FOY-urr or foy-YAY

I had this same thought, and looked it up in the OED. That dictionary only gives the two frenchy pronunciations (ˈfɔɪjeɪ, fwaje).

You should’ve qualified this question with "English speakers (except Canada), ".

Obviously, anyone posting from France is going to say “Foy-YAY”, and Canada is going to probably lean in that direction because of the large number of French speakers there.

I’d really be curious to see this again, just with people from the United States.

Cool! I made a perfect tie!

We were too poor for a fancy FOR-yer. We had a front porch (covered) and a back porch (screened). The house I live in now has a very open floor plan and we just call it the entryway.

And it’s now 95 to 93, still surprisingly close, IMO. I wonder how the vote breaks out by home country, as I just assumed FOY-ur was the widely accepted U.S. pronunciation.

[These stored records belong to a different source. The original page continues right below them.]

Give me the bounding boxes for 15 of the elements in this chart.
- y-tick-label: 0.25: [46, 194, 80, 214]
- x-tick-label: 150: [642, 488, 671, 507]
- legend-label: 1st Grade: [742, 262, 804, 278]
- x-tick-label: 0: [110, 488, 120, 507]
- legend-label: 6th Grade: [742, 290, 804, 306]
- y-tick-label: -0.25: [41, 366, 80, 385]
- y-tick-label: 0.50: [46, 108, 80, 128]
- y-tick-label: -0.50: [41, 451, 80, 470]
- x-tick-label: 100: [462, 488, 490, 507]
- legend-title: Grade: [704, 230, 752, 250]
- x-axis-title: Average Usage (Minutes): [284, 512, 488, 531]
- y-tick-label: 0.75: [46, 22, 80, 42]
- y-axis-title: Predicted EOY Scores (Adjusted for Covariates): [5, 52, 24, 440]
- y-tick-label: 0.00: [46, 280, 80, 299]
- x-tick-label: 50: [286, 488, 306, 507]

This is why we don’t have bidets here.

No difinitive answer here.

Last time I came to the thread it was 45-45. I just checked in for an update and it’s 95-95. Pretty eerie.

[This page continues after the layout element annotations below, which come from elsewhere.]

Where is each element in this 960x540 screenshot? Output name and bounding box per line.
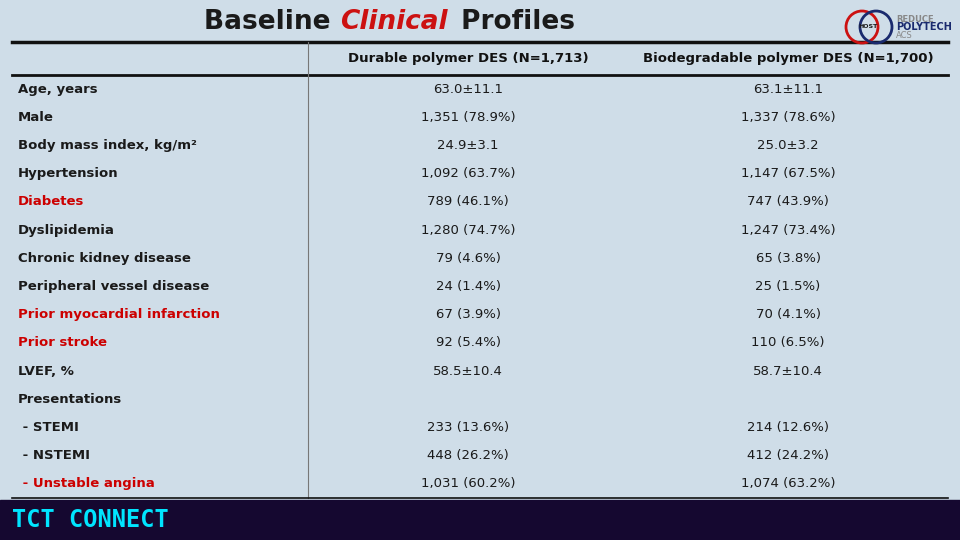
Text: TCT CONNECT: TCT CONNECT	[12, 508, 169, 532]
Text: - Unstable angina: - Unstable angina	[18, 477, 155, 490]
Text: - NSTEMI: - NSTEMI	[18, 449, 90, 462]
Text: Age, years: Age, years	[18, 83, 98, 96]
Text: 1,092 (63.7%): 1,092 (63.7%)	[420, 167, 516, 180]
Text: Baseline: Baseline	[204, 9, 340, 35]
Text: Peripheral vessel disease: Peripheral vessel disease	[18, 280, 209, 293]
Text: 1,031 (60.2%): 1,031 (60.2%)	[420, 477, 516, 490]
Bar	[0, 500, 960, 540]
Text: 65 (3.8%): 65 (3.8%)	[756, 252, 821, 265]
Text: 58.5±10.4: 58.5±10.4	[433, 364, 503, 377]
Text: 1,074 (63.2%): 1,074 (63.2%)	[741, 477, 835, 490]
Text: - STEMI: - STEMI	[18, 421, 79, 434]
Text: 24 (1.4%): 24 (1.4%)	[436, 280, 500, 293]
Text: Dyslipidemia: Dyslipidemia	[18, 224, 115, 237]
Text: 1,280 (74.7%): 1,280 (74.7%)	[420, 224, 516, 237]
Text: Chronic kidney disease: Chronic kidney disease	[18, 252, 191, 265]
Text: 1,337 (78.6%): 1,337 (78.6%)	[741, 111, 835, 124]
Text: REDUCE: REDUCE	[896, 15, 934, 24]
Text: 747 (43.9%): 747 (43.9%)	[747, 195, 828, 208]
Text: Durable polymer DES (N=1,713): Durable polymer DES (N=1,713)	[348, 52, 588, 65]
Text: Presentations: Presentations	[18, 393, 122, 406]
Text: POLYTECH: POLYTECH	[896, 22, 952, 32]
Text: Body mass index, kg/m²: Body mass index, kg/m²	[18, 139, 197, 152]
Text: Prior myocardial infarction: Prior myocardial infarction	[18, 308, 220, 321]
Text: Hypertension: Hypertension	[18, 167, 119, 180]
Text: 70 (4.1%): 70 (4.1%)	[756, 308, 821, 321]
Text: 58.7±10.4: 58.7±10.4	[753, 364, 823, 377]
Text: ACS: ACS	[896, 31, 913, 40]
Text: 63.0±11.1: 63.0±11.1	[433, 83, 503, 96]
Text: Profiles: Profiles	[452, 9, 575, 35]
Text: 25 (1.5%): 25 (1.5%)	[756, 280, 821, 293]
Text: 1,147 (67.5%): 1,147 (67.5%)	[741, 167, 835, 180]
Text: 24.9±3.1: 24.9±3.1	[437, 139, 499, 152]
Text: 1,247 (73.4%): 1,247 (73.4%)	[741, 224, 835, 237]
Text: 233 (13.6%): 233 (13.6%)	[427, 421, 509, 434]
Text: 25.0±3.2: 25.0±3.2	[757, 139, 819, 152]
Text: 79 (4.6%): 79 (4.6%)	[436, 252, 500, 265]
Text: Male: Male	[18, 111, 54, 124]
Text: LVEF, %: LVEF, %	[18, 364, 74, 377]
Text: Biodegradable polymer DES (N=1,700): Biodegradable polymer DES (N=1,700)	[642, 52, 933, 65]
Text: Prior stroke: Prior stroke	[18, 336, 107, 349]
Text: Diabetes: Diabetes	[18, 195, 84, 208]
Text: HOST: HOST	[858, 24, 877, 30]
Text: 67 (3.9%): 67 (3.9%)	[436, 308, 500, 321]
Text: 789 (46.1%): 789 (46.1%)	[427, 195, 509, 208]
Text: 110 (6.5%): 110 (6.5%)	[752, 336, 825, 349]
Text: 214 (12.6%): 214 (12.6%)	[747, 421, 829, 434]
Text: Clinical: Clinical	[340, 9, 447, 35]
Text: 92 (5.4%): 92 (5.4%)	[436, 336, 500, 349]
Text: 1,351 (78.9%): 1,351 (78.9%)	[420, 111, 516, 124]
Text: 63.1±11.1: 63.1±11.1	[753, 83, 823, 96]
Text: 448 (26.2%): 448 (26.2%)	[427, 449, 509, 462]
Text: 412 (24.2%): 412 (24.2%)	[747, 449, 829, 462]
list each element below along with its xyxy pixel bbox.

It’s neither; the stress is on the first syllable of ‘FOY-eh’.

We watch a good deal of home improvement shows at my household; a host saying ‘foy-err’ is guaranteed to get a laugh.

Montreal-born, though. I don’t think you’ll ever hear a rhotic R on that word in Canada.

However, on a visit to Pittsburgh once my brother told me to ‘turn on Fort Du-kwes-nee’.

Brit here: definitely the latter. Never heard anybody pronounce it the former way.

Agreed. But if I hear anyone say “foyer” I’d look at them much the same way the other characters looked like Elizabeth Berkeley when she said “Vur-saise” in Showgirls.

You know, now that I think about it, I realize that I find foYAY pretentious is because the people I’ve heard say it use a fake-posh accent. But in places where people normally say foYAY, it sounds perfectly natural, because they don’t overemphasize it.

I wonder if those of you thinking FOY-yer sounds hickish are the same way. I mean, you can pronounce it without extending the R (FOR yrrrrr). It can sound like a normal word.